PinkArt · 01/05/2021 20:56

@Freesunglasses You don't want your 'friends' to feel good about their bodies and to feel happy to say that in public because you don't think how they are should be celebrated. So if you don't want them to hate their bodies what is acceptable to you? Can they like how they look so long as they don't tell anyone they do?! Or is even that too much until they lose some weight?
If you can't be happy that they are happy in themselves, do them a favour and just unfriend.

EmeraldShamrock · 01/05/2021 20:57

I think it is helpful as lots of binge eating comes from a place of distress or hurt after a bad comment, promoting body positivity will help put things in perspective and helps toughen up against body comments which do happen without invite.
Hiding away is not going to make obesity disappear and it's a waste of a good life hiding in shame.

emilyfrost · 01/05/2021 20:57

YANBU. It’s all this body positivity bollocks.

We shouldn’t be encouraging anyone to love an overweight body, we should be encouraging them to lose the weight and become healthy.

alpenguin · 01/05/2021 20:57

So many “fat people shouldn’t be shamed but…” posts.

When people stop smoking, drinking to excess, driving over the speed limit, partaking in potentially dangerous sports and activities, cheer the fuck up (cos that’s all it takes, yeah?) then you can talk about how you worry about the cost to the nhs.

So many studies highlight obesity is a highly complex issue, often genetic and more than just calories in v calories out but you’d never know that by the way people go on and on about fat people and how they should be ashamed.

lap90 · 01/05/2021 20:59

Like you said, you're overweight yourself.

Focus on yourself and let your friend's do the same.

Mylittlesandwich · 01/05/2021 20:59

I would never post about it because of reactions like these but I think the Bopo movement can be a good thing. I'm very overweight at the moment. The heaviest I've ever been but hating myself won't fix that. Instead I've chosen to make peace with myself, wear the clothes I like and do the things I want to because my mental health has a huge impact on my physical health. It was a very nasty period of PND that contributed to my current size. I know that getting out and being confident will naturally have a positive impact on my weight.

LolaSmiles · 01/05/2021 21:02

I'm all for feeling good about yourselves and think that being comfortable in your own skin is better than deep self-hatred, but find the "i love my curves" statements often nothing more than euphemisms from people who typically spend half their life talking about one diet or another.
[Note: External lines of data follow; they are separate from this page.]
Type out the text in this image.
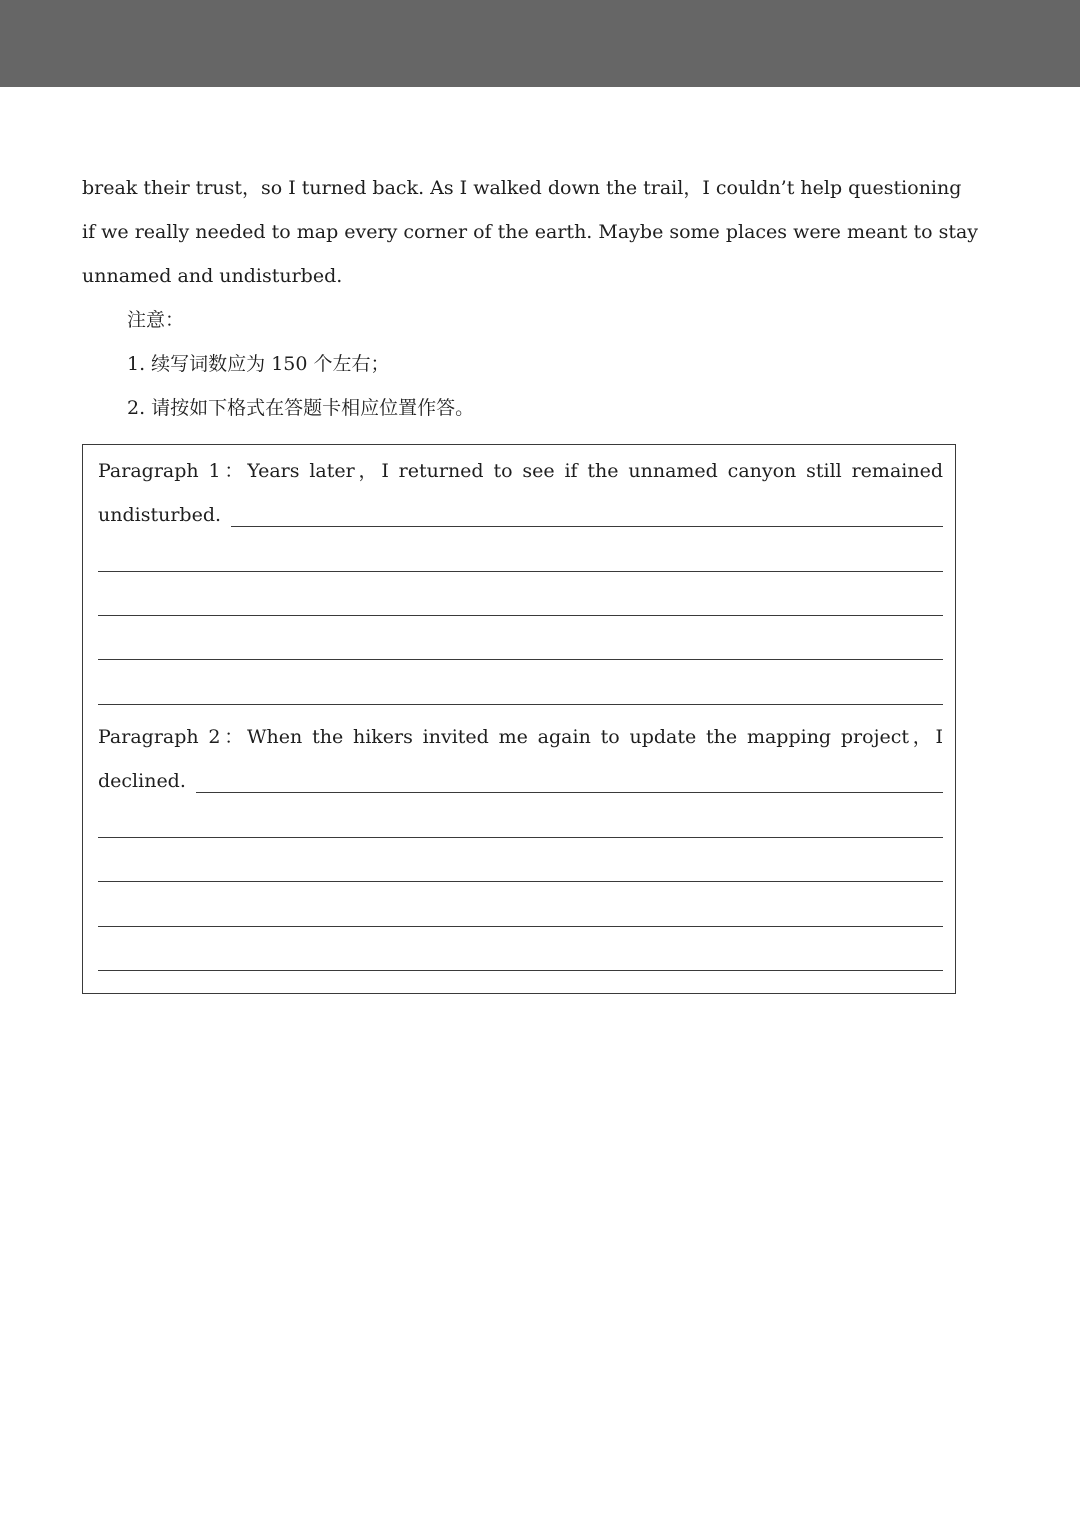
break their trust，so I turned back. As I walked down the trail，I couldn’t help questioning
if we really needed to map every corner of the earth. Maybe some places were meant to stay
unnamed and undisturbed.
注意：
1. 续写词数应为 150 个左右；
2. 请按如下格式在答题卡相应位置作答。
Paragraph 1：Years later，I returned to see if the unnamed canyon still remained
undisturbed.
Paragraph 2：When the hikers invited me again to update the mapping project，I
declined.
The genuinely curvy women I know who embrace their curvy figures aren't the ones repeatedly drawing attention to how much they love their curvy figures. Actually, the women I know who embrace their figures (of all shapes and sizes) don't tend to spend their time telling everyone how much they love their bodies. I suspect they're too busy being comfortable in themselves to be on social media making sure everyone knows how happy they are about something they're content with.

MumUndone · 01/05/2021 21:02

@Wearywithteens

Here we go - the holier than thou crowd talking about ‘health’ when it’s just an nasty excuse to spew their hatred and judgement of women who are overweight. Shame on you. You might have the perfect figure but you still need to work on the inner ugliness.
This is just utter crap though. You don't know the size and weight of posters agreeing with OP. I'm currently overweight and have no issue with body positivity for the right reasons but do think celebrating something unhealthy is wrong. Whether that be overweight or underweight.
Thewinterofdiscontent · 01/05/2021 21:04

But the love your curves moment is doing exactly the same as the glamour or runway fashion industry. It’s just boiling women down to attractive/ non attractive again.

What does thin or fat really got to happy or sexy or attractive? Bugger all aside from whichever objectified viewpoint society is taking today,.

However thinner is healthier than fatter, in the same way non smoker is healthier than a smoker. Maybe smokers look cool or maybe they look grim but they’ve been portrayed as both. It’s not about looks it’s about health.Of course we don’t need to judge smokers or be or make rude comments about what they put into their mouths but smokers also know they aren’t doing themselves any favours.